On the alternative trading platform point, well, I guess that depends how draconian you want to make the regulatory regime. It’s one thing to say “the ASX must suspend trading in this stock in these circumstances”. It would be quite another to say “holders of this stock cannot dispose of it at all in these circumstances”. And if you’re not going to do that latter, then what are you going to do if a bunch of institutional investors get together and set up a wholesale market on which they can trade with other institutional investors when the ASX is closed. After all, if THEY are prepared to take the risk of trading in an unregulated market, what is the government’s interest in stopping them?
You would also need to consider the accelerating internationalisation of the capital markets.

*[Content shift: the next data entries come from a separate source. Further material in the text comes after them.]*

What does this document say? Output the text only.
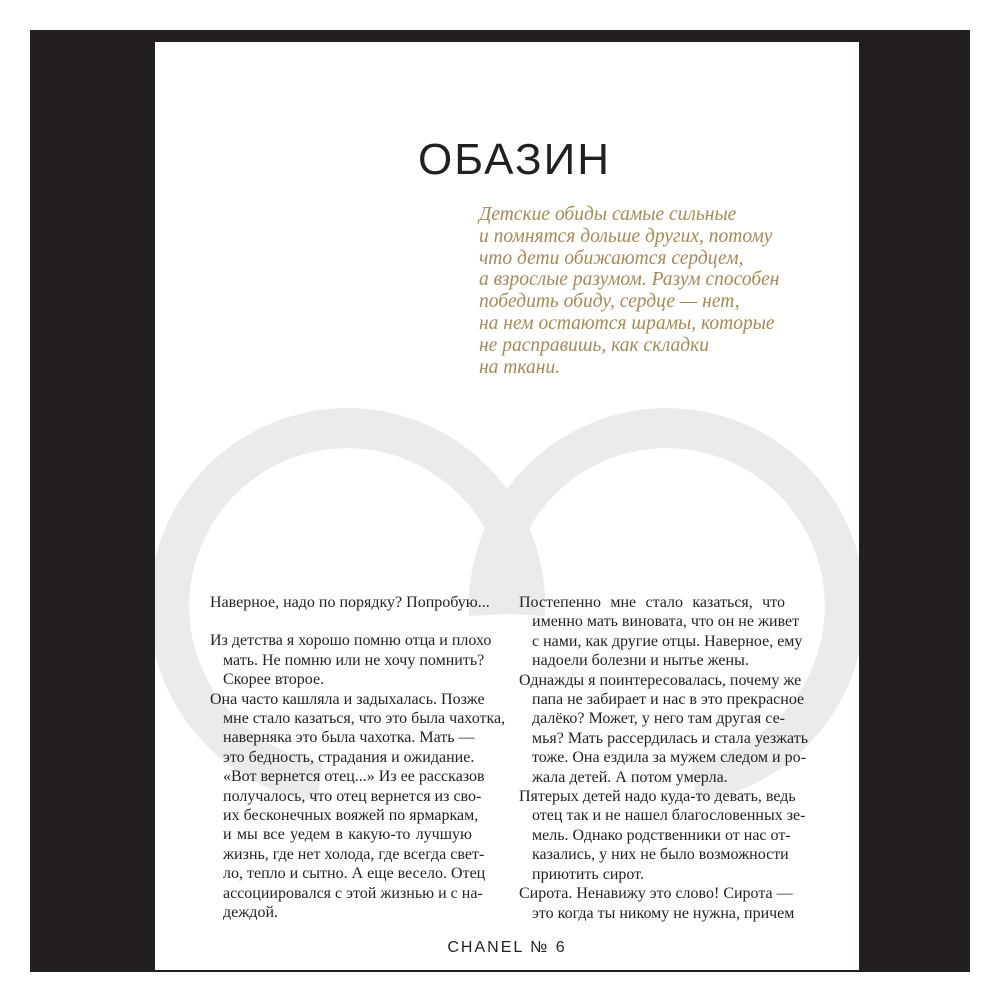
ОБАЗИН
Детские обиды самые сильные
и помнятся дольше других, потому
что дети обижаются сердцем,
а взрослые разумом. Разум способен
победить обиду, сердце — нет,
на нем остаются шрамы, которые
не расправишь, как складки
на ткани.
Наверное, надо по порядку? Попробую...
Из детства я хорошо помню отца и плохо
мать. Не помню или не хочу помнить?
Скорее второе.
Она часто кашляла и задыхалась. Позже
мне стало казаться, что это была чахотка,
наверняка это была чахотка. Мать —
это бедность, страдания и ожидание.
«Вот вернется отец...» Из ее рассказов
получалось, что отец вернется из сво-
их бесконечных вояжей по ярмаркам,
и мы все уедем в какую-то лучшую
жизнь, где нет холода, где всегда свет-
ло, тепло и сытно. А еще весело. Отец
ассоциировался с этой жизнью и с на-
деждой.
Постепенно мне стало казаться, что
именно мать виновата, что он не живет
с нами, как другие отцы. Наверное, ему
надоели болезни и нытье жены.
Однажды я поинтересовалась, почему же
папа не забирает и нас в это прекрасное
далёко? Может, у него там другая се-
мья? Мать рассердилась и стала уезжать
тоже. Она ездила за мужем следом и ро-
жала детей. А потом умерла.
Пятерых детей надо куда-то девать, ведь
отец так и не нашел благословенных зе-
мель. Однако родственники от нас от-
казались, у них не было возможности
приютить сирот.
Сирота. Ненавижу это слово! Сирота —
это когда ты никому не нужна, причем
CHANEL № 6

For example, many Australian companies have offshore listings. If trading is going to be regularly suspended on the ASX, why wouldn’t it just shift offshore, and why wouldn’t MORE Australian companies add offshore listings to ensure liquidity for their investors? Similarly, many institutional investors are now multinational and have no trouble shifting their holdings around the globe for various reasons, including regulatory.
But I think the key reason why no dramatic change is warranted is that it is just not that big a deal. It’s morally offensive, to be sure, and we can all cheer when some greedy fool gets caught, but it’s really only a big problem if it occurs at a level that drives away capital. I don’t see any evidence that the level at which it’s held by the current regime has any such effect.

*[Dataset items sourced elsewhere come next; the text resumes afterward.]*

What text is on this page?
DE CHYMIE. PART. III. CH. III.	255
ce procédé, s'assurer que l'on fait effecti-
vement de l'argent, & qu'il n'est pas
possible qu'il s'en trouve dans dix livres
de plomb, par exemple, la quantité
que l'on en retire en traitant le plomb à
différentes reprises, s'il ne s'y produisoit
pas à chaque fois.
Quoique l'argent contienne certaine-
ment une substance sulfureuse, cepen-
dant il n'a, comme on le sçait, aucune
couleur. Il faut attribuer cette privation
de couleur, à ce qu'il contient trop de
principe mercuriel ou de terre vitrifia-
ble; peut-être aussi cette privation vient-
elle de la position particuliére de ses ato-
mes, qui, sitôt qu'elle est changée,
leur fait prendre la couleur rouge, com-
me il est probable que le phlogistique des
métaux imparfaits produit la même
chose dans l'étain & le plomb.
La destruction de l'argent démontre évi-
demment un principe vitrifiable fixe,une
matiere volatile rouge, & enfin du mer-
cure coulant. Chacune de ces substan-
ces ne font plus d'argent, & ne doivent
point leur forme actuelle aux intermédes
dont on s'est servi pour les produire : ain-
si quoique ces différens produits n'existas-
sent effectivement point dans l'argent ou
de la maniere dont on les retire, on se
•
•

Buying our beef from Argentina, or our cheese from NZ, or even your stawberries from WA if you live east of Kalgoorlie, always assumes that the goods are always going to get to market – that transportation will never be interrupted.
Perhaps that is a dangerous assumption.
Mork, Fyodor: I understand that drumming up interest in an IPO requires a good deal of salesmanship, but why couldn’t you pay them fees to drum up interest in stock sold through a process that doesn’t favour the well-connected?
I guess that part of the way they get people in – get them to buy up stock that’s an unknown quantity is to give them the feeling that they’re getting a special deal. The promise of a special deal necessarily implies insiders.
(I’m thinking aloud here. I wish it were not true. But the fact that Google may have left a lot of value on the table by not using investment bankers is sobering. If Google can’t do it, who can?)
Robert,
The well-connected are usually also rich investors, and therefore “High-Value Clients” for the broker. They stump up money for IPOs on the understanding that they get looked after by the broker, i.e. get preferential allocation. The broker looks after them because: a) he has to find investors anyway; and b) he knows the HVC will keep coming back in future, for both primary (i.e. IPO) and secondary (i.e. normal, on-market) trading.
The result? Company obtains new investors; broker does his job and collects a fat wad of fees; broker’s clients make some easy money. Everybody happy, except the poor schmucks who think the market is fair and are disappointed not to get set in the IPO.
The world turns and another day begins.
Two great lines about the stockmarket.
“If you can’t spot the sucker, it’s you.”
“Where are the customers’ yachts?”
Or to paraphrase M. Fyodor, the sun churns and burns, and so does everything under it.